To the extent, however, that Social Security surpluses result in higher deficits in the non-Social Security portion of the budget, then government saving is not increased by higher Social Security surpluses. In that case, future Social Security benefits that would have been financed with higher issuance of publicly held debt will instead have to be financed with reductions in non-Social Security spending or increases in non-Social Security taxes.
Is it that easy for the Republican thieves in the White House? This line was put in context by Kent Smetters as I discussed here.
Check this out:
Today's deficit estimate release by the Congressional Budget Office is good news for American taxpayers. Like the estimates put forward by the Office of Management and Budget, it shows that our government is on a path to meeting the goal I set forth of putting the budget into surplus by 2012.
James Hamilton (exuse me: Jim's capable sidekick - Menzie Chinn) challenges this happy talk and Mark Thoma has more. Both note that the surge in tax revenues may be over so the deficit might not continue to fall. But notice that President Bush is talking about the unified deficit. As noted here, the general fund deficit remains quite large.

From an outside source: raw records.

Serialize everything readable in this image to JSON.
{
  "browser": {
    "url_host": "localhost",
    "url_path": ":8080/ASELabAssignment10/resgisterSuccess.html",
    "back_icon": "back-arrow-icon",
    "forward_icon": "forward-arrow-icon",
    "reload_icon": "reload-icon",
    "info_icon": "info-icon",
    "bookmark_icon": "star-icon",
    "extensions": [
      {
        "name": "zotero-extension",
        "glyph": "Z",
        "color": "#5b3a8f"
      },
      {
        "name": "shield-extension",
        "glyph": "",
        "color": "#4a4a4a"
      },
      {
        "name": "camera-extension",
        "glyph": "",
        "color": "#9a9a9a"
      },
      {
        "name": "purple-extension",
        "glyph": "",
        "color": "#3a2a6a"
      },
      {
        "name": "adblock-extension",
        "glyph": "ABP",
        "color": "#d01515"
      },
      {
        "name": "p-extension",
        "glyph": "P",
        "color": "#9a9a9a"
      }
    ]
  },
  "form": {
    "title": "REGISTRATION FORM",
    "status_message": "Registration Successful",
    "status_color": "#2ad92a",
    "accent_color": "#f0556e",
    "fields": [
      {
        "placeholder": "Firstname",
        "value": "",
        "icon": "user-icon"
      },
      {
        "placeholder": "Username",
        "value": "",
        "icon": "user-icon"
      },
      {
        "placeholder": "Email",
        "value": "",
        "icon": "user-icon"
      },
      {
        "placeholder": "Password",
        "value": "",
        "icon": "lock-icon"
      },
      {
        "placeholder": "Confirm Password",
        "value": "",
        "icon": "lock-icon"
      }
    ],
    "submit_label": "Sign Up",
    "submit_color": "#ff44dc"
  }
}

Yet George W. Bush and those in the GOP who wish to replace him as President have no intention to either scale down our defense spending (after all, our stupid invasion of Iraq is their priority) or reverse that tax “cuts”. Translation –they wish to squander those Trust Fund surpluses on the Iraq War and income tax cuts for the rich. And now his Treasury Department admits he has looted the Lock Box. Besides ending our stupid invasion of Iraq, the issue during the 2008 campaign should be whether the Lock Box will be honored.